Einde inhoudsopgave
Besluit Nr. A2 (2010/C 106/02) betreffende de interpretatie van artikel 12 van Verordening (EG) nr. 883/2004 van het Europees Parlement en de Raad inzake de wetgeving die van toepassing is op gedetacheerde werknemers en zelfstandigen die tijdelijk buiten de bevoegde lidstaat werken
Aanhef
Geldend
Geldend vanaf 12-06-2009
- Redactionele toelichting
Dit besluit wordt toegepast vanaf 01-05-2010, tegelijk met de inwerkingtreding van Verordening 987/2009 (16-09-2009, PbEU L 284).
- Bronpublicatie:
12-06-2009, PbEU 2010, C 106 (uitgifte: 24-04-2010, regelingnummer: A2 2010/C106/02)
- Inwerkingtreding
12-06-2009
- Bronpublicatie inwerkingtreding:
12-06-2009, PbEU 2010, C 106 (uitgifte: 24-04-2010, regelingnummer: A2 2010/C106/02)
- Vakgebied(en)
Arbeidsrecht / Arbeidsovereenkomstenrecht
Internationale sociale zekerheid / Vrij verkeer
(Voor de EER en voor de overeenkomst Europese Gemeenschap/Zwitserland relevante tekst)
Besluit van de Administratieve Commissie voor de coördinatie van de socialezekerheidsstelsels van 12 juni 2009 betreffende de interpretatie van artikel 12 van Verordening (EG) nr. 883/2004 van het Europees Parlement en de Raad inzake de wetgeving die van toepassing is op gedetacheerde werknemers en zelfstandigen die tijdelijk buiten de bevoegde lidstaat werken
DE ADMINISTRATIEVE COMMISSIE VOOR DE COÖRDINATIE VAN DE SOCIALEZEKERHEIDSSTELSELS,
Gelet op artikel 72, onder a), van Verordening (EG) nr. 883/2004 van het Europees Parlement en de Raad van 29 april 2004 betreffende de coördinatie van de socialezekerheidsstelsels (1), uit hoofde waarvan de Administratieve Commissie tot taak heeft alle vraagstukken van administratieve of interpretatieve aard die voortvloeien uit de bepalingen van Verordening (EG) nr. 883/2004 en Verordening (EG) nr. 987/2009 van het Europees Parlement en de Raad van 16 september 2009 tot vaststelling van de wijze van toepassing van Verordening (EG) nr. 883/2004 betreffende de coördinatie van de socialezekerheidsstelsels (2) te behandelen,
Gelet op artikel 12 van Verordening (EG) nr. 883/2004,
Gelet op de artikelen 5, 6, en 14 tot en met 21 van Verordening (EG) nr. 987/2009,
Overwegende hetgeen volgt:
- (1)
De bepalingen van artikel 12 van Verordening (EG) nr. 883/2004, die voorzien in een uitzondering op de algemene regel van artikel 11, lid 3, a), van genoemde verordening, hebben in het bijzonder tot doel de vrije dienstverlening te vergemakkelijken ten behoeve van werkgevers die werknemers uitzenden naar andere lidstaten dan waar zij gevestigd zijn, alsook van het vrije verkeer van werknemers naar andere lidstaten te bevorderen.

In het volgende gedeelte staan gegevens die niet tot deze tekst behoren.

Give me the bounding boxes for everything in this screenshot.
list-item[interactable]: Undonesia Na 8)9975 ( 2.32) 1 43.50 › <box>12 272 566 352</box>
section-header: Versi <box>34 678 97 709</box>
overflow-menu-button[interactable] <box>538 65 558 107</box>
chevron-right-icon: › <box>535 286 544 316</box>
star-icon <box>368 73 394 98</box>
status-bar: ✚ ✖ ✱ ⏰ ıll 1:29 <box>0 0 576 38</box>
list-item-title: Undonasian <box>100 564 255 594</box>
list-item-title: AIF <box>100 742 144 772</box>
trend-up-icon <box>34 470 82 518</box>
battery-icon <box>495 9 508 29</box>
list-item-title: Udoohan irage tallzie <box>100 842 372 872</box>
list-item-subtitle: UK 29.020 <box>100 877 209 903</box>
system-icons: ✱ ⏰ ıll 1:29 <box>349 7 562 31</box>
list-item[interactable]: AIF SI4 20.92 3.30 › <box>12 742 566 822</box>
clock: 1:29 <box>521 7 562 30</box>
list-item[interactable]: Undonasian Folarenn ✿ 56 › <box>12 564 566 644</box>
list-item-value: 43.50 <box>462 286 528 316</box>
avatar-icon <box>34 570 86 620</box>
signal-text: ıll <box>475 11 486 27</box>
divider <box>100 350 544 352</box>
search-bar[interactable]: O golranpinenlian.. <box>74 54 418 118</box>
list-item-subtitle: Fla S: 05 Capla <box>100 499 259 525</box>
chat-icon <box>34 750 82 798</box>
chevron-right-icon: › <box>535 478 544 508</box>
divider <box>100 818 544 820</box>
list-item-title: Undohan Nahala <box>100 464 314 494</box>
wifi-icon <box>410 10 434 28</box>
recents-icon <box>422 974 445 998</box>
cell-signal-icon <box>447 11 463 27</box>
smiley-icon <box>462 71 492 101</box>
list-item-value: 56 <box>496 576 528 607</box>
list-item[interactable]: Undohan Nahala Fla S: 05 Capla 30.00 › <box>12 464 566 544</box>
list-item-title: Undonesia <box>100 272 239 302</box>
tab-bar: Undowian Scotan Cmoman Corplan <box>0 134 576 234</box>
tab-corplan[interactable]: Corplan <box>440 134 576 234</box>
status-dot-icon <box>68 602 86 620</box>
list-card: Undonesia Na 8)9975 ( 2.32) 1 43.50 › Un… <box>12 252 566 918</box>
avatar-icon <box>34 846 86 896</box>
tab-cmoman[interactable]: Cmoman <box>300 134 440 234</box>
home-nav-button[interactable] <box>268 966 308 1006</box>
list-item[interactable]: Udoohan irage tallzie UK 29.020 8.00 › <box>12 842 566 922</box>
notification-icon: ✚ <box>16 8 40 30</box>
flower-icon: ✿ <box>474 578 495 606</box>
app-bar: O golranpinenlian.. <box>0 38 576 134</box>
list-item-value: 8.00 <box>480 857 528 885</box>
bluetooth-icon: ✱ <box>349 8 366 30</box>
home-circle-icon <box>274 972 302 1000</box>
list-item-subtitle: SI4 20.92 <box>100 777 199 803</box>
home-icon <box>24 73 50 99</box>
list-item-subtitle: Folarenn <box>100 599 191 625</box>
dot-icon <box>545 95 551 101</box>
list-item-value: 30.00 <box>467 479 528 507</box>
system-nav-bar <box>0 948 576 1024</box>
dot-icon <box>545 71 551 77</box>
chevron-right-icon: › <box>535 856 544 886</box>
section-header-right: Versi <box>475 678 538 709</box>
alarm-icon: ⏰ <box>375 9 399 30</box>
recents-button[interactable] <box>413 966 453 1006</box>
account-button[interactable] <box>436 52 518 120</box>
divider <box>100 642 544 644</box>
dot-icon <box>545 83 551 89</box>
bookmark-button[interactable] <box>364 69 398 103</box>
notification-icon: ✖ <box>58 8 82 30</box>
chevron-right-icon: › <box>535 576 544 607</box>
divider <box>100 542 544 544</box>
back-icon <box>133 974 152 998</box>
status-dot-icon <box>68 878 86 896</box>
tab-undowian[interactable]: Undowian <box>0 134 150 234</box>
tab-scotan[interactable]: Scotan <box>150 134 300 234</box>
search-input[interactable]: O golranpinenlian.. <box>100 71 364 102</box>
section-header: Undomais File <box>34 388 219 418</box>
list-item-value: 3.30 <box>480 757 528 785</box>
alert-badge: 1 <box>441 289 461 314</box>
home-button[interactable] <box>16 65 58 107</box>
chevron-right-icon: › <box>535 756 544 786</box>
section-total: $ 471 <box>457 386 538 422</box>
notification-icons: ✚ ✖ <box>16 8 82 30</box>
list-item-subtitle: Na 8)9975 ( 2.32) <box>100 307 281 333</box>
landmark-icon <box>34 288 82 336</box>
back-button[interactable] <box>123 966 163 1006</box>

Deze bepalingen hebben ook tot doel de belemmeringen voor het vrije verkeer van werknemers op te heffen en de economische integratie te bevorderen door administratieve verwikkelingen te vermijden, vooral voor de werknemers en de ondernemingen.
- (2)
Het doel van deze bepalingen is dus het vermijden van de administratieve verwikkelingen die uit de toepassing van de in artikel 11, lid 3, onder a), vastgelegde algemene regel zouden voortvloeien, zowel voor werknemers en werkgevers als voor socialezekerheidsorganen, wanneer het gaat om arbeid van korte duur in een andere lidstaat dan die waar de onderneming haar statutaire zetel of een vaste inrichting heeft, of dan die waar de zelfstandige normaliter zijn beroepsactiviteit uitoefent.
- (3)
De eerste beslissende voorwaarde voor de toepassing van artikel 12, lid 1, van genoemde verordening is daarom gelegen in het bestaan van een directe band tussen de werkgever en de werknemer die hij in dienst heeft genomen.
- (4)
De bescherming van de werknemer en de rechtszekerheid van deze werknemer en het orgaan waarbij hij is verzekerd, vereisen de garantie dat deze directe band blijft voortbestaan gedurende de periode van detachering.
- (5)
De tweede beslissende voorwaarde voor de toepassing van artikel 12, lid 1, van genoemde verordening is dat er banden bestaan tussen de ondernemer en de lidstaat waar hij is gevestigd. De mogelijkheid van detachering dient daarom te worden beperkt tot ondernemingen die hun activiteiten gewoonlijk uitoefenen op het grondgebied van de lidstaat aan de wettelijke regelingen waarvan de gedetacheerde werknemer onderworpen blijft, ervan uitgaande dat bovenstaande bepalingen alleen van toepassing zijn op ondernemingen die doorgaans substantiële activiteiten verrichten op het grondgebied van de lidstaat waar zij gevestigd zijn.
- (6)
Er dienen indicatieve perioden voor werknemers en zelfstandigen te worden vastgesteld, onverminderd eventuele beoordelingen per geval.
- (7)
Het voortbestaan van de directe band kan niet langer worden gegarandeerd wanneer de gedetacheerde werknemer ter beschikking van een derde onderneming wordt gesteld.
- (8)
Het is noodzakelijk gedurende het tijdvak van detachering alle vormen van controle te kunnen uitoefenen, in het bijzonder ten aanzien van de betaling van premies of bijdragen en ten aanzien van het voortbestaan van de rechtstreekse relatie, om misbruik van de genoemde bepalingen tegen te gaan en te voorzien in een passende voorlichting van administratieve instanties, werkgevers en werknemers.
- (9)
De werknemer en de werkgever moeten terdege in kennis worden gesteld van de voorwaarden voor een verdere toepassing van de wettelijke regeling van de uitzendende staat op de gedetacheerde werknemer.
- (10)
De beoordelingen en controles van de situatie van ondernemingen en werknemers moeten worden uitgevoerd door de bevoegde organen, met de nodige garanties om de vrije dienstverlening en het vrije verkeer van werknemers niet te hinderen.
- (11)
Het beginsel van loyale samenwerking, zoals vastgelegd in artikel 10 van het Verdrag, brengt voor de bevoegde organen een aantal verplichtingen met zich mee ten aanzien van de uitvoering van artikel 12 van Verordening (EG) nr. 883/2004.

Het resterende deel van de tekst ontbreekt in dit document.